The Lieutenant dismissed the major with a motion of his hand. "Any report on its flag?"

"Yessir," said Weasel, mollified now that he had his officer's attention.

"It's got horizontal bars, red and white, according to the message, and a field up in the corner with a bunch of white stars."

The Lieutenant looked at the window in thought. "I can't remember any such flag. And we've no books on it, either. Weasel, run down to the barracks and see if any of the troops there know of it."

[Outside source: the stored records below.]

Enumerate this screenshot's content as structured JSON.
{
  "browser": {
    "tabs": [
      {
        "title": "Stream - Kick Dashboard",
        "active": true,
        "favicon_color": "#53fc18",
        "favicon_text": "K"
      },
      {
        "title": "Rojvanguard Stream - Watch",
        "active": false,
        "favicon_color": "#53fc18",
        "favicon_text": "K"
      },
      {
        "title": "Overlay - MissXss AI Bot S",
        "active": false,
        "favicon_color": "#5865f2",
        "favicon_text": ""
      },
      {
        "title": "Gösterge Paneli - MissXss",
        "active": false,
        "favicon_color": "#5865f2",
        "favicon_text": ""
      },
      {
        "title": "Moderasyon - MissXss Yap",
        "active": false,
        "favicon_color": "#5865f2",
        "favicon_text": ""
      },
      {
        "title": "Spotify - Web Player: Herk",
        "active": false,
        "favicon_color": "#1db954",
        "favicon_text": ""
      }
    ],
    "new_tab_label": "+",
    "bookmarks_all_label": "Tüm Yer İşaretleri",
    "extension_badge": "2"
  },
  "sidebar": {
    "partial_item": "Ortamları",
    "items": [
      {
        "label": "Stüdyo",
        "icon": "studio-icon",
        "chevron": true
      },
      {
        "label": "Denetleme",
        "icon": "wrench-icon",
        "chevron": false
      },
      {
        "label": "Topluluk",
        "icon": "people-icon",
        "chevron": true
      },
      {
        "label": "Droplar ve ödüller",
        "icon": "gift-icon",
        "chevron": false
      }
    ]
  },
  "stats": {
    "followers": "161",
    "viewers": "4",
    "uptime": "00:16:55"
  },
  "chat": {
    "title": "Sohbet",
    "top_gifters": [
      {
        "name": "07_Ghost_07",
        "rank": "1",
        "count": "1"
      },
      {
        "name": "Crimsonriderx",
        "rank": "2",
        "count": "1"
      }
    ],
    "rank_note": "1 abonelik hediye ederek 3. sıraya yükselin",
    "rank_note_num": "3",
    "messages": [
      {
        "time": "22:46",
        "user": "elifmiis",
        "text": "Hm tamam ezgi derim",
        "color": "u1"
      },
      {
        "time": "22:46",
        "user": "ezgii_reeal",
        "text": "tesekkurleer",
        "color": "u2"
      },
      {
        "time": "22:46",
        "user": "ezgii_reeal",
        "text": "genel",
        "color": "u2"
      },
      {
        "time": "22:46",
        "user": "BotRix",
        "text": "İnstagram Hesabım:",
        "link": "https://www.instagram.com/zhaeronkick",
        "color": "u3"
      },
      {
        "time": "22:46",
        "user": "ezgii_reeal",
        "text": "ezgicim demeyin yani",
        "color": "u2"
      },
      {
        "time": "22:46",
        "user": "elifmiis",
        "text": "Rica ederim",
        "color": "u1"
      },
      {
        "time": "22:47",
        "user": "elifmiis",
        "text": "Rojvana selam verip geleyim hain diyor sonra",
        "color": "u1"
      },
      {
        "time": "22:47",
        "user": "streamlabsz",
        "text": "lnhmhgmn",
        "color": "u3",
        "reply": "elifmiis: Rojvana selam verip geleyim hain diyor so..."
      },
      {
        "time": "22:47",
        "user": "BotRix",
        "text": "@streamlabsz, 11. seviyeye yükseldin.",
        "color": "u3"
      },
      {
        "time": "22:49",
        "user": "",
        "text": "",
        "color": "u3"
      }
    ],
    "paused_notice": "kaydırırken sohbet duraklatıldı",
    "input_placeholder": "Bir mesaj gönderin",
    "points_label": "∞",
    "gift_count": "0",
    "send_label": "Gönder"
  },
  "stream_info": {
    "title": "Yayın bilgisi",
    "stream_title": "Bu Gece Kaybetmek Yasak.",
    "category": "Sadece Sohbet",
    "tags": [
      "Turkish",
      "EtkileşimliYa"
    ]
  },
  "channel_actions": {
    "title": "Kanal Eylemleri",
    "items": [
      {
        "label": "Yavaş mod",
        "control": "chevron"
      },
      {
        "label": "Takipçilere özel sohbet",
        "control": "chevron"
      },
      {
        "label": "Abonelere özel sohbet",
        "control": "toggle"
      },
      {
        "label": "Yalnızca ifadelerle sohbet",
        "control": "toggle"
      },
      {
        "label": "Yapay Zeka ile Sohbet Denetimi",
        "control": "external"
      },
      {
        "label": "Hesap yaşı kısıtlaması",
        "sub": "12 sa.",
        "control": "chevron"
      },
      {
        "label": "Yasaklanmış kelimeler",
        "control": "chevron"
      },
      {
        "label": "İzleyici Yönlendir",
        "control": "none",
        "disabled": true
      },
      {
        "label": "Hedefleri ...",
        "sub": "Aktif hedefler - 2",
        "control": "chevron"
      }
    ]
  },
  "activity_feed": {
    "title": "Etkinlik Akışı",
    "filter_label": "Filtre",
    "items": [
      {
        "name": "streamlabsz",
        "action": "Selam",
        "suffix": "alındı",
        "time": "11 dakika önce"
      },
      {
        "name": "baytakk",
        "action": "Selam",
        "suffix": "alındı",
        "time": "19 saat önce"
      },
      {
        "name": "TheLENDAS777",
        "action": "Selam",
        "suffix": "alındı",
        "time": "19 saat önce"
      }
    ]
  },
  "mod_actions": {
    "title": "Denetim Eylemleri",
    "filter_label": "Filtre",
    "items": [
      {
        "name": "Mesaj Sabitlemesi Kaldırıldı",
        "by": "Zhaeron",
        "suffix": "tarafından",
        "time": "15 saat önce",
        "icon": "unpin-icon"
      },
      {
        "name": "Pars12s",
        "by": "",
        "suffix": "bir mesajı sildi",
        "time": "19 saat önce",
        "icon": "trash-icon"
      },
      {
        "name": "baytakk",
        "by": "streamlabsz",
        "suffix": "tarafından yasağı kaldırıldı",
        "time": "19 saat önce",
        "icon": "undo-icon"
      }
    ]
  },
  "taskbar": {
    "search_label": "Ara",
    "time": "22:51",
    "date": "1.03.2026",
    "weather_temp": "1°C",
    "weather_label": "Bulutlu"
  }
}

"Yessir. You think it's bad, sir?"

"How do I know? Be quick!'

The Lieutenant sat down at his desk and stared unseeing at the documents there which awaited his signature. He had a chilly premonition like that time they had stormed the fortresses outside Berlin, when only himself and his colonel had come back with less than five hundred men out of six thousand. He shivered. Strange it was to feel this way, to remember suddenly that a man had nerves. He picked up his pen and then laid it down. It couldn't be cold in here, not with the mid-August sun beating down outside.

Weasel came back. "Old Chipper knows it, sir. He says he saw it once on an American vessel in Bordeaux just after the war began. He says he was just a kid, but he said the flag was so pretty he couldn't help remembering!'

"And what nation is it?"

"The Union States, sir. I never heard of it myself."

"Union States!" The Lieutenant stood up and took another turn around the room. "He means the United States of America. I recall studying the tactics of Robert E. Lee at Rugby when he was fighting that country. The United States of America
¯
the country that started the atom bombing
¯
"

He sat down at his desk and dismissed Weasel and then, alone in that frowning old throne room, he tried to think clearly. It was a strange thing not to be able to. There was some sort of conflict in his mind that he could not disentangle. He reached for his solitaire deck and dealt out a hand. But he did not play it.

Every part of his being told him that he had to act swiftly. But he was a soldier and, as a soldier, he primarily thought of repulsing an invasion.

And now, having become, perforce, a statesman, he knew that there was a chance that this ship merely wanted to establish trade like that he had with Scotland.

Because of his own victory on the Thames, he knew well how weak it was. He had caused several guns to be laboriously repaired and a few hundred heavy shells to be literally carved out of metal dug up from old bombardments. Nothing could come up the Thames unless he passed the word. Why this spirit of war which mounted so steadily in him?

Weasel came in. "Sir, another message. I just picked it off the Wapping relay tower. The vessel is landing a small party at Sheerness in a boat which is also driven by motor and very swiftly. Fast as plane, the message said, sit."

"Keep me informed," said the Lieutenant.

He sat where he was, not touching the food Mawkey brought at tea time.

Weasel came down from the upper battlement. He had a written message this time, handed him by the girl who was on duty there, for Weasel could not write, even though he could read the Gravesend Tower before Wapping could get it down.

 

To the Lieutenant. From Commanding Officer Sheerness Battery, Via Blinker, helio.

 

U.S.S. New York anchored this afternoon and landed captain of vessel and twenty marines and three civilians. States pacific intentions.

Wishes permission of interview with the Lieutenant.

 

He read the message through twice. He could find no reason to refuse such a request, though he knew that he should. But would it do any harm to talk to them?

"Send word that 'permission is granted," said the Lieutenant. "Wait. Send word to Swinburne, wherever he is, that he's needed here. And wait again, Weasel. Have the adjutant issue Order A."

Weasel was startled, not to have Order A issued, which was the manning of all guns and garrisons, but to hear a note of tired kindness in the Lieutenant's voice. Another might not have detected it. But Weasel, who had seen many officers face defeat and death, recognized it for what it was.